This visualization showcases how processing times vary across different expense amount-brackets within the Development department. The boxplot shows spread and median processing periods for each bracket, while the line graph overlays the proportion of total expenses falling within these brackets (for easy visualization). This dual-axis plot helps to understand if smaller or larger expense amounts correlate with quicker processing times and highlights distribution of expense magnitudes within the department.


In [9]:
# import matplotlib.pyplot as plt
# import seaborn as sns
# import pandas as pd

# # Assuming 'flag_data' contains 'department', 'amount', and 'processing_period' columns
# # and is already loaded with the data

# # Filter data to only include the Development department
# dev_expenses = flag_data[flag_data['department'] == 'Development']

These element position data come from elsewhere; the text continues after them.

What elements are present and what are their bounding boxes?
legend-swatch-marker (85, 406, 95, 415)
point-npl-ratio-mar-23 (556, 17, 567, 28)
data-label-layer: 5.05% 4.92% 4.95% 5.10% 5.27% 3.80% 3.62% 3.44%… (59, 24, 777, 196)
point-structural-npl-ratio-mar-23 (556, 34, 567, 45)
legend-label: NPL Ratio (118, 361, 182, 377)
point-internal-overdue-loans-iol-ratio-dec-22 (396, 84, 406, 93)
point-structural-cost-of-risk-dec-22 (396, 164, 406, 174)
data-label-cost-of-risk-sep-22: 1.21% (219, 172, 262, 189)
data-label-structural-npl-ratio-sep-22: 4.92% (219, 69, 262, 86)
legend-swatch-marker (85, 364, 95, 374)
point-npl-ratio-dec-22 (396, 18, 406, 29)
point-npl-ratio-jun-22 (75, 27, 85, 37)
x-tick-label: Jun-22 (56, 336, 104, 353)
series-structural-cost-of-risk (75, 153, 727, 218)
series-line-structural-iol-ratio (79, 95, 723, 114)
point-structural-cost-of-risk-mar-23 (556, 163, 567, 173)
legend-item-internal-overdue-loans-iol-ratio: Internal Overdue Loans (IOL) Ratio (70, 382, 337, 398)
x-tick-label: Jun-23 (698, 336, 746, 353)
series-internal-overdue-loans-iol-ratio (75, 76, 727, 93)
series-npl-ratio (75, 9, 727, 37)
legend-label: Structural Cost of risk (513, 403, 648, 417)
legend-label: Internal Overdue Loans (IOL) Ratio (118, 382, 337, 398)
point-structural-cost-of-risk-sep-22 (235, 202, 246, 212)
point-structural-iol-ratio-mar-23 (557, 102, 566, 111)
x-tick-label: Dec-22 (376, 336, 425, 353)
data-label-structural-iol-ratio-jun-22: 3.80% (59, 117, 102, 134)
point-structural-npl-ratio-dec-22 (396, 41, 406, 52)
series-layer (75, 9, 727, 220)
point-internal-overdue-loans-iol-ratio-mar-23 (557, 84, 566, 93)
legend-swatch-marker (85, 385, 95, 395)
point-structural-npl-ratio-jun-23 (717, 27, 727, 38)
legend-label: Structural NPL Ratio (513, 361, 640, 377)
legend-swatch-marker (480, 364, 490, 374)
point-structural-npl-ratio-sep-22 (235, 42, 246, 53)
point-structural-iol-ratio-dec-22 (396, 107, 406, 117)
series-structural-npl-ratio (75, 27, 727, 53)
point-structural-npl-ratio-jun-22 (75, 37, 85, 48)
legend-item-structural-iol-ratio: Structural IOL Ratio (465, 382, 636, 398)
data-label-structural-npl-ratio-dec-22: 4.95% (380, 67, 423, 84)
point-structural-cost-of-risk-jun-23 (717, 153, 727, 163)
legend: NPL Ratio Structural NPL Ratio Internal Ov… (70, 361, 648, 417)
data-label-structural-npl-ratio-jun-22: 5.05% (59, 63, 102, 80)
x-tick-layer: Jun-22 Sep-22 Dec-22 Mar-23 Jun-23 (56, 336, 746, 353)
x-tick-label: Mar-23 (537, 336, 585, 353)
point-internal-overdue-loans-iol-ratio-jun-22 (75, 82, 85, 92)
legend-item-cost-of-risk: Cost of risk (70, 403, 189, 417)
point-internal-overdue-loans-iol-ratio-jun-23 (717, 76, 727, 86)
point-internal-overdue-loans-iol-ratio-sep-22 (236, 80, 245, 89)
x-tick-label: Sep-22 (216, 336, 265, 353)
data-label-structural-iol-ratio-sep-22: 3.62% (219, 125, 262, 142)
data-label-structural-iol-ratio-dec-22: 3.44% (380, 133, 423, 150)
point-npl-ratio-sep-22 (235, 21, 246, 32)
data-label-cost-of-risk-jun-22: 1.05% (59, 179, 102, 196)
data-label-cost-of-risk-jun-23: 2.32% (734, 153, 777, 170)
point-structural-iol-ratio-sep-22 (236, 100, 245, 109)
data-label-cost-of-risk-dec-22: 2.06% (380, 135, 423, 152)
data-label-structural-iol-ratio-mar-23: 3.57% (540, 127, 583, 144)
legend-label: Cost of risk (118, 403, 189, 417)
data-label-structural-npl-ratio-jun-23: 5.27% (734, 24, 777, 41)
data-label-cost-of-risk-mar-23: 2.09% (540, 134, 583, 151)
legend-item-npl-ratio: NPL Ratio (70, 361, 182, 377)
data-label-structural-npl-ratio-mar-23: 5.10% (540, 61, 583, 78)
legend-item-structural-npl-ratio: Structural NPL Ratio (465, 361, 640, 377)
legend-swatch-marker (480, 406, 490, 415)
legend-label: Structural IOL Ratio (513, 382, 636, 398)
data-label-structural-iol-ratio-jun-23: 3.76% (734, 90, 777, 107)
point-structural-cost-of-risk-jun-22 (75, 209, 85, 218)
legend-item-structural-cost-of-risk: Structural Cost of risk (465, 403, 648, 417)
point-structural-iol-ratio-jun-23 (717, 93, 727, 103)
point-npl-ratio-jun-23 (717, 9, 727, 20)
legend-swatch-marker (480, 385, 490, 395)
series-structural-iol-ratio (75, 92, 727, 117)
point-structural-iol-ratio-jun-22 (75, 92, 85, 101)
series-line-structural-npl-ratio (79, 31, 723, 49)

# # Define the amount brackets
# bins = [0, 100, 500, 1000, 5000, 10000, np.inf]
# labels = ['< $100', '$100 - $500', '$500 - $1000', '$1000 - $5000', '$5000 - $10000', '> $10000']
# dev_expenses['amount_bracket'] = pd.cut(dev_expenses['amount'], bins=bins, labels=labels)

# # Calculate the proportion of expenses in each bracket
# bracket_counts = dev_expenses['amount_bracket'].value_counts(normalize=True) * 100

# # Create the box plot to visualize processing periods by amount brackets
# fig, ax1 = plt.subplots(figsize=(14, 8))
# sns.boxplot(x='amount_bracket', y='processing_period', data=dev_expenses, palette='coolwarm', ax=ax1)
# ax1.set_title('Processing Period by Expense Amount Brackets in Development Department')
# ax1.set_xlabel('Expense Amount Brackets')
# ax1.set_ylabel('Processing Period (days)')
# ax1.tick_params(axis='x', rotation=45)  # Rotate labels for better readability

# # Create a twin axis to show the proportion of expenses on the same plot
# ax2 = ax1.twinx()
# ax2.plot(bracket_counts.index, bracket_counts.values, color='k', marker='o', linestyle='-', linewidth=2, markersize=8)
# ax2.set_ylabel('Proportion of Expenses (%)')
# ax2.set_ylim(0, 100)  # Limit y-axis for proportion to 100%
# ax2.grid(False)  # Turn off grid for the secondary axis to avoid visual clutter

# # Adding annotations for proportions
# for i, val in enumerate(bracket_counts.values):
#     ax2.text(i, val + 3, f'{val:.1f}%', color='black', ha='center', va='bottom', fontweight='bold')

# plt.show()

print("N/A")

N/A


#### Generate JSON Description for the Insight

In [10]:
{
	"data_type": "diagnostic",
	"insight": "There was no column department to conduct any analysis",
	"insight_value": {
	},
	"plot": {
    	"description": "The graph could not be generated due to missing data",
	},
	"question": "Are there any specific brackets of amounts these expenses from the Development department fall into that could explain the faster processing?",
	"actionable_insight": "No actionable insight could be generated due to missing data"
}

{'data_type': 'diagnostic',
 'insight': 'There was no column department to conduct any analysis',
 'insight_value': {},
 'plot': {'description': 'The graph could not be generated due to missing data'},
 'question': 'Are there any specific brackets of amounts these expenses from the Development department fall into that could explain the faster processing?',
 'actionable_insight': 'No actionable insight could be generated due to missing data'}

### **Summary of Findings (Flag 87):**

1. **Inefficiencies in Expense Processing Analysis**: The lack of the `processed_date` column prevents any analysis regarding which department has faster expense processing times and the significance of any differences among them.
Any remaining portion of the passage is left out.